Sunday Times

FRENCH DISCONNECT­ION

- LIN SAMPSON

The journalist Murray la Vita on Facebook is not just making soup, he is making French soup, he writes. What is it with all this French stuff?

I’ve been dogged (now how do you put that into French? Chienned?) by the language since I was a kid.

As a child I used to ponder over the word hors d’oeuvre. Pronounced “or derve” when it is spelled hors d’oeuvre. “It’s French,” my mother said. After that I approached French with caution. I was frightened of it.

My mother’s solution to French was to speak English with a French accent, very loudly. In the hushed and pious surroundin­gs of a cathedral, she would shout, “C’est tres old, la cathedral.”

In Franglaise everything was feminine, la teacup, la bedroom.

I had more French lessons than the queen, so when we went to France I could translate. “What does this say?” my mother shoves directions for an appliance at me. “All those French lessons and you can’t even translate simple instructio­ns.”

My latest French lessons took place in a sordid flat where two young men, one with chemically enriched mahogany coloured hair, fought in vivid Parisienne argot. One was an artist and one day the other ate his still life. That is when I learnt merde .

I began to suffer from dreams in which all the food was covered with blood-dark feathers and the puddings looked like formal gardens. Like Bloom in James Joyce’s

Ulysses, when I ate kidneys I could smell the urine.

So the other night when I was asked to a small dinner, I might have refused had I known that French was involved.

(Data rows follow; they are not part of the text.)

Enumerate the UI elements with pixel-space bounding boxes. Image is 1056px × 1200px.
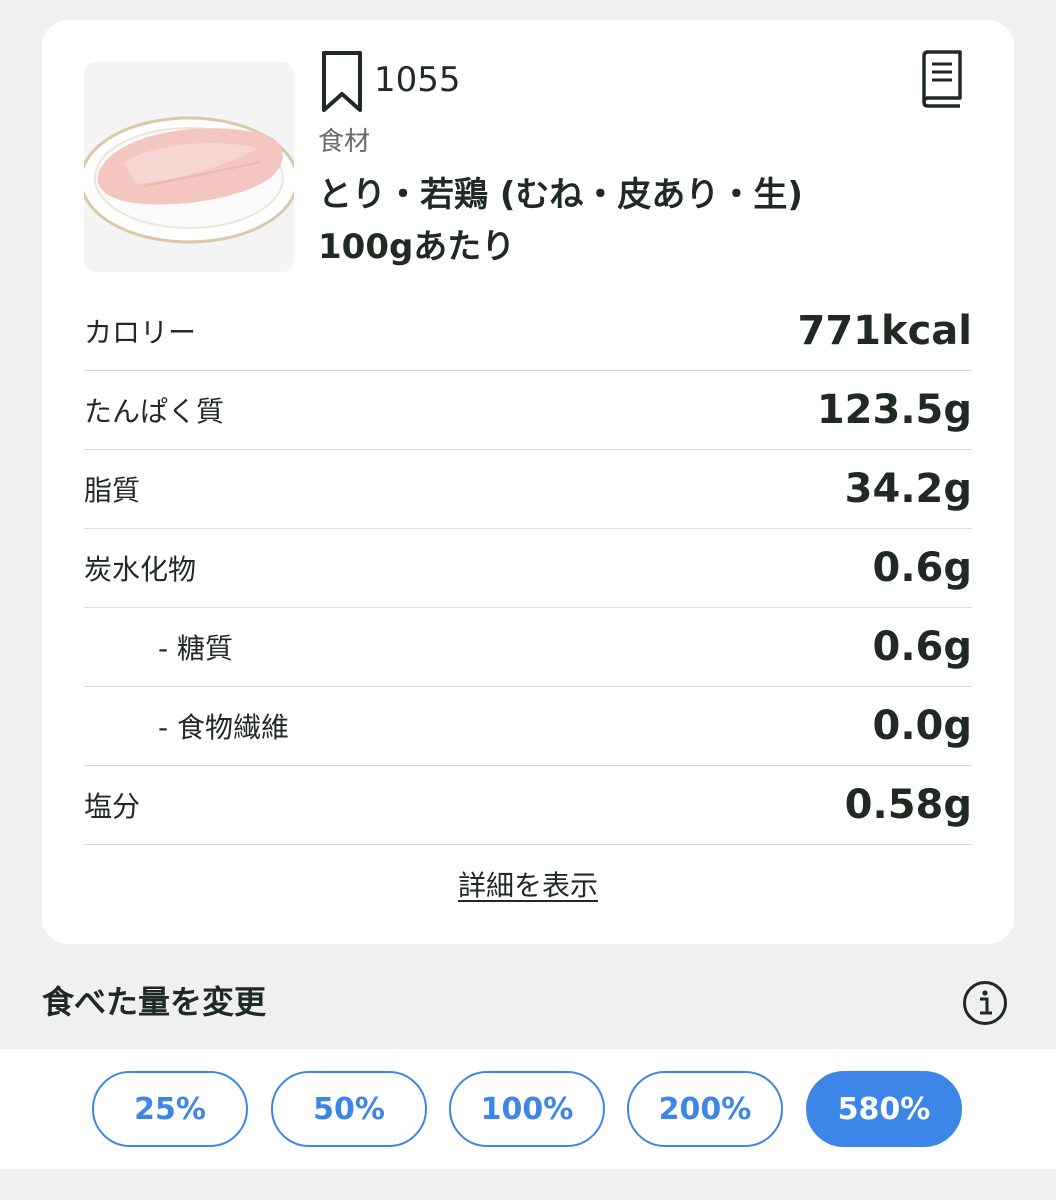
nutrient-row-salt: 塩分 0.58g: [84, 766, 972, 845]
info-button[interactable]: [962, 980, 1008, 1026]
nutrient-row-sugar: - 糖質 0.6g: [84, 608, 972, 687]
nutrient-label: 炭水化物: [84, 553, 197, 586]
nutrient-value: 771kcal: [797, 308, 972, 354]
nutrient-value: 34.2g: [844, 466, 972, 512]
nutrient-row-protein: たんぱく質 123.5g: [84, 371, 972, 450]
nutrient-label: 脂質: [84, 474, 141, 507]
book-button[interactable]: [918, 50, 966, 110]
nutrient-value: 0.6g: [872, 545, 973, 591]
nutrient-label: - 糖質: [158, 632, 234, 665]
serving-unit: 100gあたり: [318, 227, 516, 267]
bookmark-count: 1055: [374, 60, 461, 100]
nutrient-value: 123.5g: [816, 387, 972, 433]
portion-options: 25% 50% 100% 200% 580%: [0, 1049, 1056, 1169]
nutrient-label: 塩分: [84, 790, 141, 823]
nutrient-row-carbohydrate: 炭水化物 0.6g: [84, 529, 972, 608]
food-card: 1055 食材 とり・若鶏 (むね・皮あり・生) 100gあたり カロリー 77…: [42, 20, 1014, 944]
nutrient-value: 0.6g: [872, 624, 973, 670]
show-details-link[interactable]: 詳細を表示: [42, 864, 1014, 904]
nutrient-row-calories: カロリー 771kcal: [84, 292, 972, 371]
food-name: とり・若鶏 (むね・皮あり・生): [318, 175, 803, 215]
food-image: [84, 62, 294, 272]
portion-section-title: 食べた量を変更: [42, 983, 267, 1021]
nutrient-label: - 食物繊維: [158, 711, 290, 744]
portion-option-580[interactable]: 580%: [806, 1071, 962, 1147]
portion-option-200[interactable]: 200%: [627, 1071, 783, 1147]
nutrient-list: カロリー 771kcal たんぱく質 123.5g 脂質 34.2g 炭水化物 …: [84, 292, 972, 845]
book-icon: [922, 50, 962, 108]
nutrient-value: 0.0g: [872, 703, 973, 749]
nutrient-row-fat: 脂質 34.2g: [84, 450, 972, 529]
portion-option-50[interactable]: 50%: [271, 1071, 427, 1147]
bookmark-icon: [322, 51, 362, 112]
bookmark-button[interactable]: [320, 50, 364, 114]
nutrient-label: カロリー: [84, 316, 197, 349]
food-category: 食材: [318, 127, 371, 157]
chicken-breast-image: [84, 62, 294, 272]
nutrient-label: たんぱく質: [84, 395, 225, 428]
nutrient-row-fiber: - 食物繊維 0.0g: [84, 687, 972, 766]
info-icon: [963, 981, 1007, 1025]
portion-option-100[interactable]: 100%: [449, 1071, 605, 1147]
nutrient-value: 0.58g: [844, 782, 972, 828]
portion-option-25[interactable]: 25%: [92, 1071, 248, 1147]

The host was an old Etonian, in a perfect Gieves & Hawkes jacket, with a boom-boom voice that extinguish­ed anything anyone else said. He boomed away for an hour while we switched into listening mode.

Then his younger wife appeared. “Ay em Frrrengch,” she gargled. She had on a short skirt over stocky legs but because she was French she got away with it (in France women of 80 wear bikinis). She moved her hips in such a French way you felt she might break into Je ne regrette rien, a song that has done serious damage to those slouching on the edge of Frenchdom.

I tried to pour a glass of water. “No, no, in Frrangche (she had a way of saying this word that was like a West Coast Afrikaans

brei combined with a choke) we never dreenk just water, these eez not right, you must have Evian, in Frangche we put leetle lemon, you see, I am Frengch. These Cape Town water it is stinking.”

It was all manageable skirmishes until it came to the cheese, then it was the April Uprising, Taksim Square in Turkey. Everyone knows that the French are the only people in the world who can make cheese. “No, no,” she leant over the cheese benevolent­ly as if she had just produced it from her own womb. “You see in Frangche we do soft cheese weeth ’ard cheese, you see in Frangche, we would never just . . . no, no you are doing it wrong, it is ’ard wif soft. I am Frengche.”

Perhaps because the scars of youth are never lost, and although I now live in a country of fly-overs and McDonald’s burgers with the consistenc­y of a granola bar, I still believe that San Pellegrino is sourced in the cooling depths of the Pyrenees, and that if I had been born French I would have better hair and be able to wear a bikini.